African pharmaceuticals will not immediately benefit from the amendments to the World Trade Organisation’s intellectual property laws that recently came into force.
The WTO Trade Related Aspects of Intellectual Property Rights (Trips) restricted firms producing medicine under compulsory licences — without consent of the patent holder — to trading them within the country of manufacture.
A revision to this law allowing pharmaceuticals to export generic medicine to developing countries unable to produce them was adopted in 2005, but remained ineffective.
Five states — Burkina Faso, Nigeria, Liechtenstein, the United Arab Emirates and Vietnam — recently endorsed the amendment, giving it life beginning January 23.
Companies in Africa will take time to extract value from this opening since many lack the capacity (mostly financial) to manufacture the generics before seeking regulatory approvals to exploit the export market.
Trips, which has been in force since 1995, can only be used to manufacture drugs of great national importance or to mitigate national disaster such as HIV/Aids, tuberculosis and malaria, which claim the lives of millions every year.
However, since these products are held under patent, their manufacture by third parties had to be controlled to safeguard the interests of the rights holder and meet minimum production standards.
One of the intellectual property rules prescribed that these medicines could not be sold outside the borders of the country where a third-party pharmaceutical is producing them.

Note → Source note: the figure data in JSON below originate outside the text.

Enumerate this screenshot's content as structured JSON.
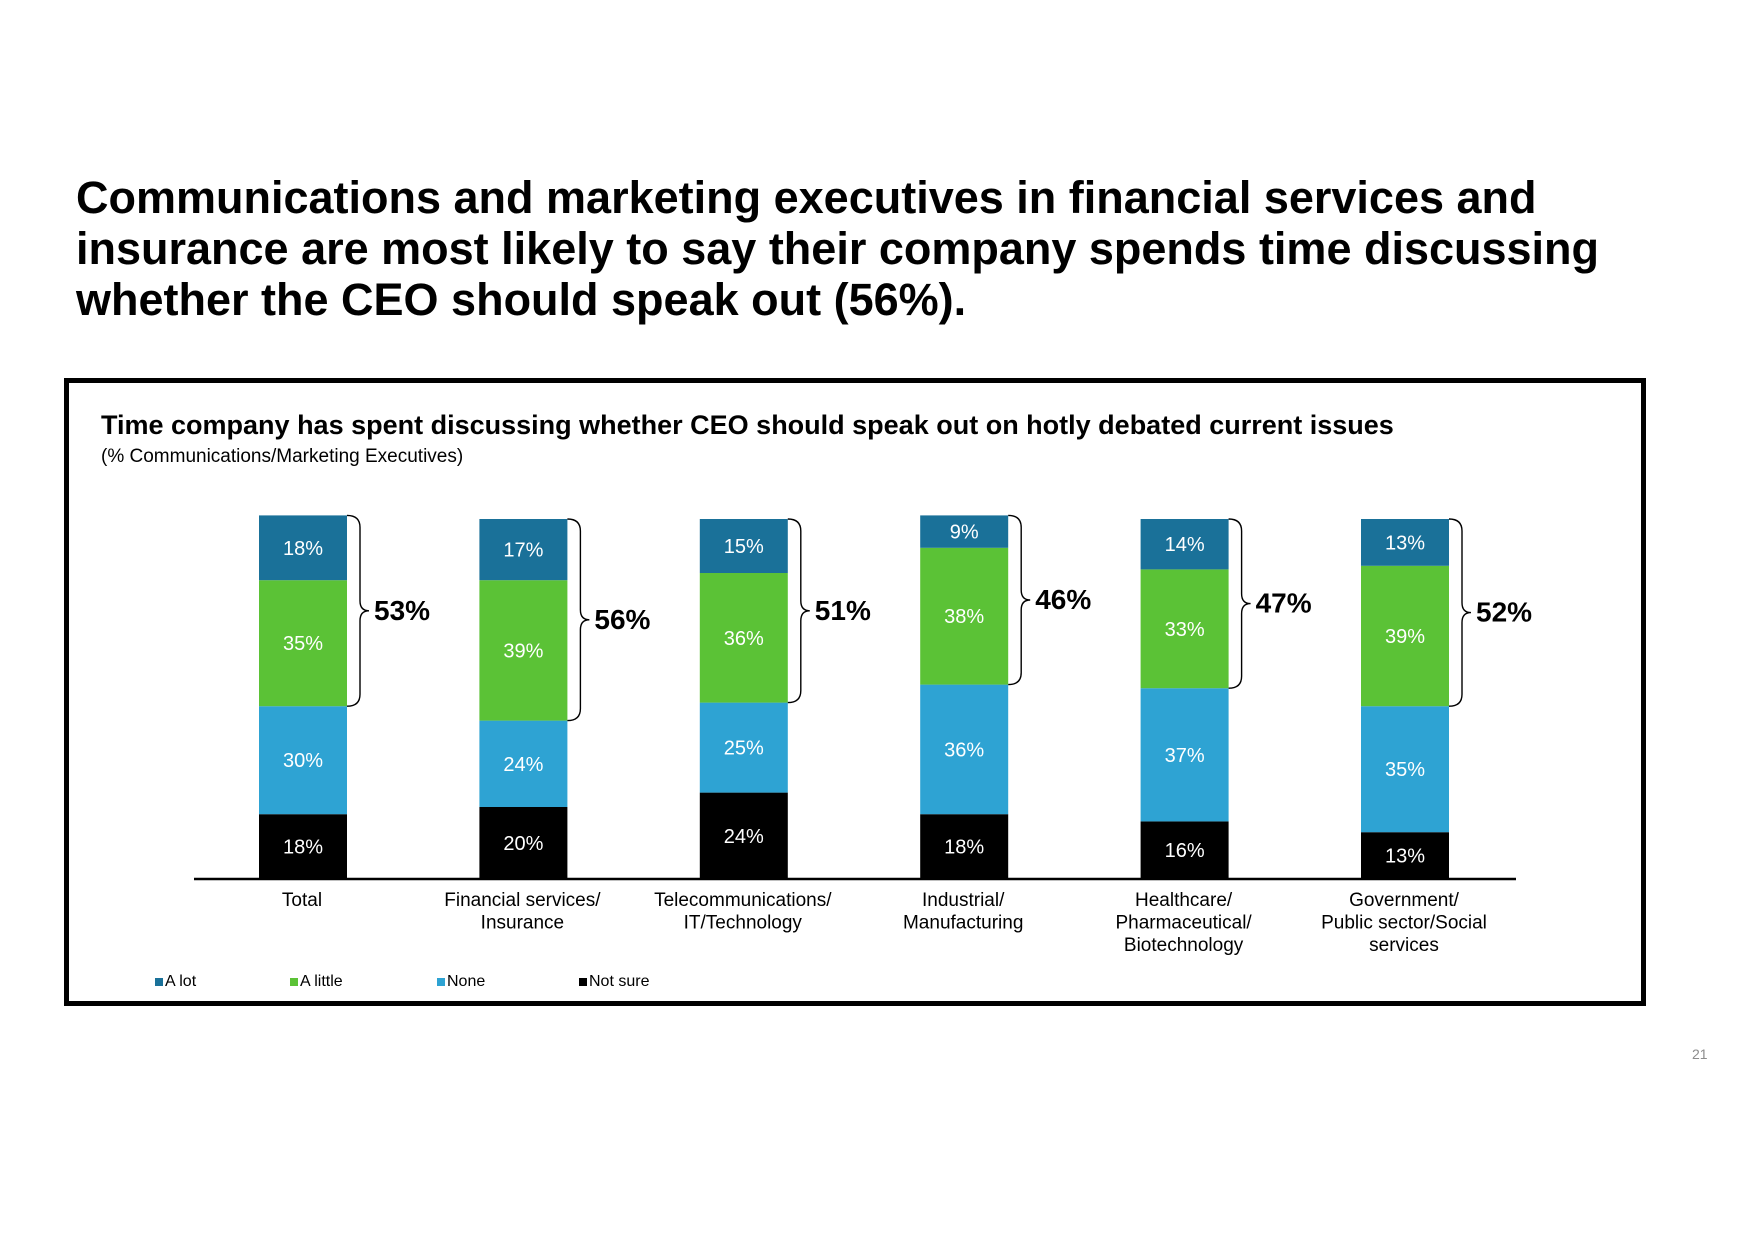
{
  "headline": "Communications and marketing executives in financial services and insurance are most likely to say their company spends time discussing whether the CEO should speak out (56%).",
  "page_number": "21",
  "colors": {
    "a_lot": "#1a7199",
    "a_little": "#5bc236",
    "none": "#2ea3d3",
    "not_sure": "#000000"
  },
  "chart_data": {
    "type": "bar",
    "stacked": true,
    "title": "Time company has spent discussing whether CEO should speak out on hotly debated current issues",
    "subtitle": "(% Communications/Marketing Executives)",
    "categories": [
      [
        "Total"
      ],
      [
        "Financial services/",
        "Insurance"
      ],
      [
        "Telecommunications/",
        "IT/Technology"
      ],
      [
        "Industrial/",
        "Manufacturing"
      ],
      [
        "Healthcare/",
        "Pharmaceutical/",
        "Biotechnology"
      ],
      [
        "Government/",
        "Public sector/Social",
        "services"
      ]
    ],
    "series": [
      {
        "name": "Not sure",
        "color": "#000000",
        "values": [
          18,
          20,
          24,
          18,
          16,
          13
        ]
      },
      {
        "name": "None",
        "color": "#2ea3d3",
        "values": [
          30,
          24,
          25,
          36,
          37,
          35
        ]
      },
      {
        "name": "A little",
        "color": "#5bc236",
        "values": [
          35,
          39,
          36,
          38,
          33,
          39
        ]
      },
      {
        "name": "A lot",
        "color": "#1a7199",
        "values": [
          18,
          17,
          15,
          9,
          14,
          13
        ]
      }
    ],
    "bracket_totals": [
      "53%",
      "56%",
      "51%",
      "46%",
      "47%",
      "52%"
    ],
    "legend": [
      {
        "name": "A lot",
        "color": "#1a7199"
      },
      {
        "name": "A little",
        "color": "#5bc236"
      },
      {
        "name": "None",
        "color": "#2ea3d3"
      },
      {
        "name": "Not sure",
        "color": "#000000"
      }
    ],
    "legend_position": "bottom-left",
    "value_suffix": "%"
  }
}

International organisations such as the United Nations argued that this regulation was harmful to developing countries that are “facing public health problems but lack the capacity to produce drugs.”

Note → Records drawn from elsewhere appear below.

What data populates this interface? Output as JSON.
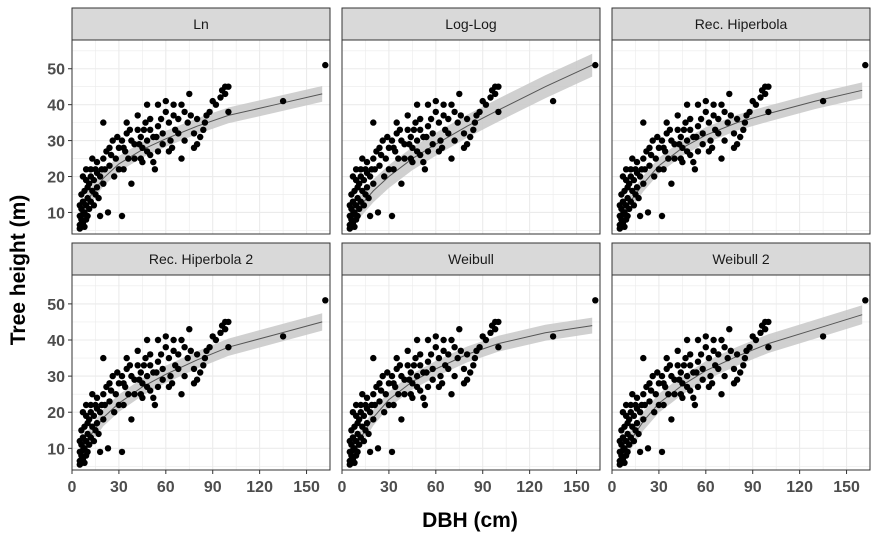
{
  "chart_data": {
    "type": "scatter",
    "xlabel": "DBH (cm)",
    "ylabel": "Tree height (m)",
    "xlim": [
      0,
      165
    ],
    "ylim": [
      4,
      58
    ],
    "xticks": [
      0,
      30,
      60,
      90,
      120,
      150
    ],
    "yticks": [
      10,
      20,
      30,
      40,
      50
    ],
    "grid": true,
    "points": [
      [
        5,
        5.5
      ],
      [
        5,
        6.5
      ],
      [
        6,
        6
      ],
      [
        6,
        8
      ],
      [
        7,
        7
      ],
      [
        5,
        9
      ],
      [
        8,
        6
      ],
      [
        8,
        10
      ],
      [
        6,
        11
      ],
      [
        7,
        9.5
      ],
      [
        9,
        8
      ],
      [
        10,
        9
      ],
      [
        5,
        12
      ],
      [
        7,
        13
      ],
      [
        9,
        12
      ],
      [
        10,
        14
      ],
      [
        11,
        11
      ],
      [
        12,
        13
      ],
      [
        6,
        15
      ],
      [
        8,
        16
      ],
      [
        10,
        17
      ],
      [
        13,
        16
      ],
      [
        14,
        12
      ],
      [
        9,
        19
      ],
      [
        11,
        18
      ],
      [
        12,
        20
      ],
      [
        14,
        19
      ],
      [
        15,
        15
      ],
      [
        16,
        17
      ],
      [
        17,
        14
      ],
      [
        7,
        20
      ],
      [
        9,
        22
      ],
      [
        12,
        22
      ],
      [
        15,
        22
      ],
      [
        18,
        20
      ],
      [
        20,
        18
      ],
      [
        13,
        25
      ],
      [
        16,
        24
      ],
      [
        19,
        22
      ],
      [
        21,
        22
      ],
      [
        22,
        27
      ],
      [
        25,
        26
      ],
      [
        24,
        23
      ],
      [
        28,
        25
      ],
      [
        30,
        28
      ],
      [
        29,
        31
      ],
      [
        32,
        30
      ],
      [
        34,
        27
      ],
      [
        35,
        32
      ],
      [
        38,
        30
      ],
      [
        40,
        29
      ],
      [
        36,
        25
      ],
      [
        33,
        22
      ],
      [
        42,
        33
      ],
      [
        44,
        31
      ],
      [
        45,
        28
      ],
      [
        47,
        35
      ],
      [
        48,
        30
      ],
      [
        50,
        33
      ],
      [
        52,
        31
      ],
      [
        55,
        34
      ],
      [
        57,
        36
      ],
      [
        58,
        32
      ],
      [
        60,
        38
      ],
      [
        62,
        35
      ],
      [
        63,
        30
      ],
      [
        65,
        37
      ],
      [
        66,
        33
      ],
      [
        68,
        36
      ],
      [
        70,
        40
      ],
      [
        72,
        38
      ],
      [
        74,
        35
      ],
      [
        75,
        43
      ],
      [
        76,
        37
      ],
      [
        78,
        32
      ],
      [
        80,
        36
      ],
      [
        82,
        31
      ],
      [
        85,
        35
      ],
      [
        88,
        38
      ],
      [
        90,
        41
      ],
      [
        92,
        40
      ],
      [
        95,
        42
      ],
      [
        96,
        44
      ],
      [
        98,
        45
      ],
      [
        100,
        38
      ],
      [
        40,
        25
      ],
      [
        45,
        24
      ],
      [
        50,
        26
      ],
      [
        55,
        27
      ],
      [
        53,
        22
      ],
      [
        30,
        22
      ],
      [
        27,
        20
      ],
      [
        35,
        35
      ],
      [
        42,
        37
      ],
      [
        48,
        40
      ],
      [
        55,
        40
      ],
      [
        60,
        41
      ],
      [
        65,
        40
      ],
      [
        20,
        35
      ],
      [
        44,
        25
      ],
      [
        18,
        9
      ],
      [
        23,
        10
      ],
      [
        32,
        9
      ],
      [
        38,
        18
      ],
      [
        70,
        25
      ],
      [
        72,
        30
      ],
      [
        78,
        28
      ],
      [
        62,
        27
      ],
      [
        58,
        29
      ],
      [
        46,
        33
      ],
      [
        50,
        36
      ],
      [
        54,
        31
      ],
      [
        43,
        29
      ],
      [
        48,
        27
      ],
      [
        52,
        24
      ],
      [
        135,
        41
      ],
      [
        162,
        51
      ],
      [
        100,
        45
      ],
      [
        98,
        43
      ],
      [
        86,
        37
      ],
      [
        84,
        33
      ],
      [
        80,
        29
      ],
      [
        68,
        32
      ],
      [
        64,
        28
      ],
      [
        37,
        33
      ],
      [
        33,
        28
      ],
      [
        26,
        30
      ],
      [
        24,
        28
      ],
      [
        20,
        25
      ],
      [
        16,
        21
      ]
    ],
    "series": [
      {
        "name": "Ln",
        "fit_x": [
          5,
          10,
          20,
          30,
          45,
          60,
          80,
          100,
          130,
          160
        ],
        "fit_y": [
          8,
          13.5,
          19.5,
          23.5,
          27.5,
          30.5,
          34,
          37,
          40,
          43
        ],
        "band": 2.2
      },
      {
        "name": "Log-Log",
        "fit_x": [
          5,
          10,
          20,
          30,
          45,
          60,
          80,
          100,
          130,
          160
        ],
        "fit_y": [
          7.5,
          11,
          16,
          20,
          25,
          29,
          34,
          38.5,
          45,
          51
        ],
        "band": 3.2
      },
      {
        "name": "Rec. Hiperbola",
        "fit_x": [
          5,
          10,
          20,
          30,
          45,
          60,
          80,
          100,
          130,
          160
        ],
        "fit_y": [
          7.5,
          12,
          18,
          23,
          28,
          31.5,
          35,
          37.5,
          41,
          44
        ],
        "band": 2.2
      },
      {
        "name": "Rec. Hiperbola 2",
        "fit_x": [
          5,
          10,
          20,
          30,
          45,
          60,
          80,
          100,
          130,
          160
        ],
        "fit_y": [
          8,
          12.5,
          18.5,
          22.5,
          27,
          30.5,
          34.5,
          38,
          41.5,
          45
        ],
        "band": 2.4
      },
      {
        "name": "Weibull",
        "fit_x": [
          5,
          10,
          20,
          30,
          45,
          60,
          80,
          100,
          130,
          160
        ],
        "fit_y": [
          7,
          11.5,
          18.5,
          23.5,
          28.5,
          32,
          36,
          39,
          42,
          44
        ],
        "band": 2.2
      },
      {
        "name": "Weibull 2",
        "fit_x": [
          5,
          10,
          20,
          30,
          45,
          60,
          80,
          100,
          130,
          160
        ],
        "fit_y": [
          7,
          11,
          17.5,
          22.5,
          27.5,
          31.5,
          35.5,
          39,
          43,
          47
        ],
        "band": 2.6
      }
    ]
  },
  "colors": {
    "panel_bg": "#ffffff",
    "grid": "#ebebeb",
    "strip_bg": "#d9d9d9",
    "band": "#c8c8c8",
    "line": "#555555",
    "point": "#000000"
  }
}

To access the Trips market, companies must ensure that their medication and facilities are of a standard that allows them to compete in the global pharmaceutical market.

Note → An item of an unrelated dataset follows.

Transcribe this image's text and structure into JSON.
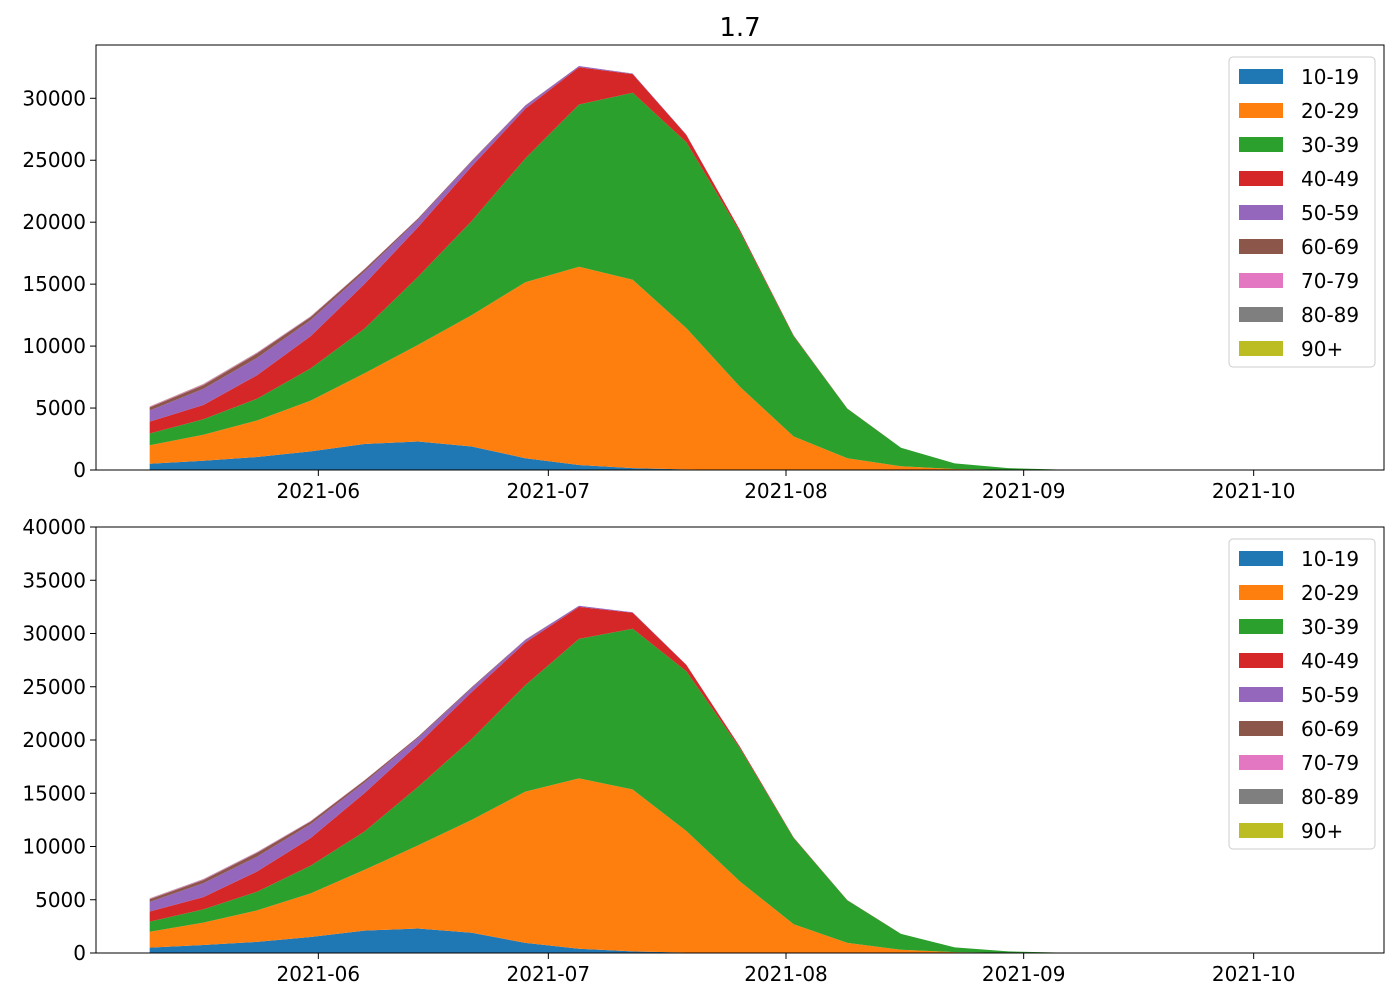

WHO and the Food and Drug Administration are among the regulatory bodies whose hard-to-get green light is needed prior to selling these generics.
The amendment (new Article 31bis) to the 1994 Agreement on Trips and Public Health, allows countries producing generic medicines under compulsory licence to export medicines to least-developed countries that lack manufacturing capacity themselves.
It came into effect once two-thirds of the WTO membership ratified it. The number needed kept climbing as new members joined the WTO over the years and now stands at 164 members.
According to the amendment, governments can now issue compulsory licences to allow companies to make a patented product or use a patented process without the consent of the patent owner, but only under certain conditions aimed at safeguarding the legitimate interests of the patent holder.
It is hoped the amendment will help patients suffering from HIV/Aids, tuberculosis and malaria, as well as other epidemics. Member states who are yet to accept the Trips amendment currently have until end of December 2017 to do so, WTO said.
The original amendment was pushed by the African Group. Two of the group’s members, Uganda and Mozambique, currently, are building their own capacity to manufacture generics, but the cost of production is high.